Polícia indicia suspeito de entregar artefato que feriu cinegrafista

“Fábio preparou uma versão com seu advogado para se eximir de responsabilidade, mas estava nervoso, gaguejando. A história dele não convence”, disse o delegado Maurício Luciano

A Polícia Civil do Rio de Janeiro considera “inverossímil”  o depoimento), na 16ª Delegacia de Polícia (DP) da Barra da Tijuca,  pelo estudante universitário Fábio Raposo Barbosa, de 22 anos, morador do Méier, suspeito de participação na deflagração de um artefato explosivo que atingiu o cinegrafista Santiago Andrade, durante manifestação popular na Central do Brasil, no último dia 6.

A avaliação foi apresentada agora à tarde pelo delegado titular da 17ª DP de São Cristóvão, Mauricio Luciano, responsável por comandar as investigações do caso.  Segundo Luciano afirmou no sábado (8), “ele [Fábio] preparou uma versão  com seu advogado para se eximir de responsabilidade, mas o delegado que o interrogou, da 16ª DP,  me ligou passando a impressão que ele teve. Viu que ele estava nervoso, gaguejando. A história dele  não convence”, assegurou. Segundo o delegado, Fábio se apresentou com a profissão de tatuador e negou pertencer a grupos ideológicos, como os black blocs.

O delegado enfatizou que as imagens da  TV Brasil mostram o rapaz caminhando lado a lado com o principal suspeito, que afirma não conhecer. “Tudo que ele falou não se coaduna com as imagens e não nos convenceu”. Por isso, Fábio Raposo foi indiciado pelos mesmos crimes daquele elemento que acionou a bomba, que são  tentativa de homicídio qualificado e crime de explosão.

Fábio já tem duas passagens pela polícia. Na 5ª DP, ele foi autuado em 7 de outubro do ano passado, e responde por crime de dano ao patrimônio público e associação criminosa. Na 14ª DP,  em 22 de novembro de 2013, por crime de ameaça. Ambas as situações envolvem contextos de desordem pública, informou o chefe do Departamento Geral de Policiamento da Capital, José Pedro Costa. “Ele é contumaz na participação nas manifestações”, indicou Maurício Luciano.

O delegado reiterou que a grande novidade nas investigações foi trazida por imagens cedidas pela TV Brasil, que  revelaram a presença de um segundo autor do crime. “Isso acresceu nas investigações e, agora, nosso  principal objetivo, depois de checar todas as imagens que já recolhemos e ouvir todas as pessoas que devem ser ouvidas, é identificar o elemento que, efetivamente, deflagrou o rojão que atingiu o Santiago”, disse Maurício Luciano.

A divulgação das imagens também teria sido decisiva para o suspeito procurar a polícia. “Ele só se apresentou porque a imagem foi divulgada à exaustão pela televisão”, afirmou o delegado. Isso porque, segundo avaliou, o jovem imaginou que seria facilmente identificado pelas tatuagens pelo corpo.
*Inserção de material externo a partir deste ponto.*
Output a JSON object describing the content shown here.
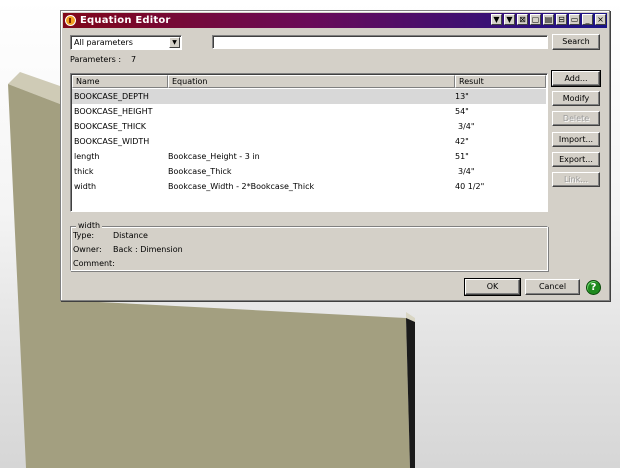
{
  "window": {
    "title": "Equation Editor",
    "titlebar_buttons": [
      "▼",
      "▼",
      "⊠",
      "▢",
      "▤",
      "⊟",
      "▭",
      "_",
      "×"
    ]
  },
  "filter": {
    "selected": "All parameters"
  },
  "search": {
    "value": "",
    "button_label": "Search"
  },
  "parameters": {
    "label": "Parameters :",
    "count": "7"
  },
  "table": {
    "columns": [
      "Name",
      "Equation",
      "Result"
    ],
    "rows": [
      {
        "name": "BOOKCASE_DEPTH",
        "equation": "",
        "result": "13\""
      },
      {
        "name": "BOOKCASE_HEIGHT",
        "equation": "",
        "result": "54\""
      },
      {
        "name": "BOOKCASE_THICK",
        "equation": "",
        "result": "3/4\""
      },
      {
        "name": "BOOKCASE_WIDTH",
        "equation": "",
        "result": "42\""
      },
      {
        "name": "length",
        "equation": "Bookcase_Height - 3 in",
        "result": "51\""
      },
      {
        "name": "thick",
        "equation": "Bookcase_Thick",
        "result": "3/4\""
      },
      {
        "name": "width",
        "equation": "Bookcase_Width - 2*Bookcase_Thick",
        "result": "40 1/2\""
      }
    ]
  },
  "side_buttons": {
    "add": "Add...",
    "modify": "Modify",
    "delete": "Delete",
    "import": "Import...",
    "export": "Export...",
    "link": "Link..."
  },
  "details": {
    "group_title": "width",
    "type_label": "Type:",
    "type_value": "Distance",
    "owner_label": "Owner:",
    "owner_value": "Back : Dimension",
    "comment_label": "Comment:",
    "comment_value": ""
  },
  "footer": {
    "ok": "OK",
    "cancel": "Cancel",
    "help_icon": "?"
  },
  "colors": {
    "dialog_bg": "#d4d0c8",
    "titlebar_start": "#80081a",
    "titlebar_end": "#1a1488",
    "board": "#a39f80",
    "help": "#1e8a1e"
  }
}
A polícia espera que, no depoimento marcado para a próxima segunda-feira (10), o fotógrafo de O Globo que diz ter presenciado o crime esclareça se o artefato já estava aceso ou não quando se encontrava   no chão. “Isso a gente vai esclarecer com a prova testemunhal”.

O titular da 17ª DP esclareceu que a necessidade da prisão de Fábio Raposo será analisada ao longo da investigação. Ele já foi ouvido e indiciado, ou seja, é considerado alguém sobre quem pesam indícios de participação  em uma conduta criminosa. “A gente está tratando ele como coautor desse crime”. Luciano disse que se o cinegrafista da Rede Bandeirantes morrer, os suspeitos estarão sujeitos a pena que pode chegar a até 35 anos de reclusão.

Se houver necessidade, disse  que a polícia poderá requisitar a quebra do sigilo telefônico de Raposo à Justiça, bem como resgatar informações trocadas pelo seu perfil do Facebook, que já foi apagado.  O delegado já pediu auxílio nesse sentido, inclusive,  à Delegacia de Repressão a Crimes de Informática   (DRCI) para ver a possibilidade de resgatar a página de Fabio Raposo e as conversas travadas por ele no período.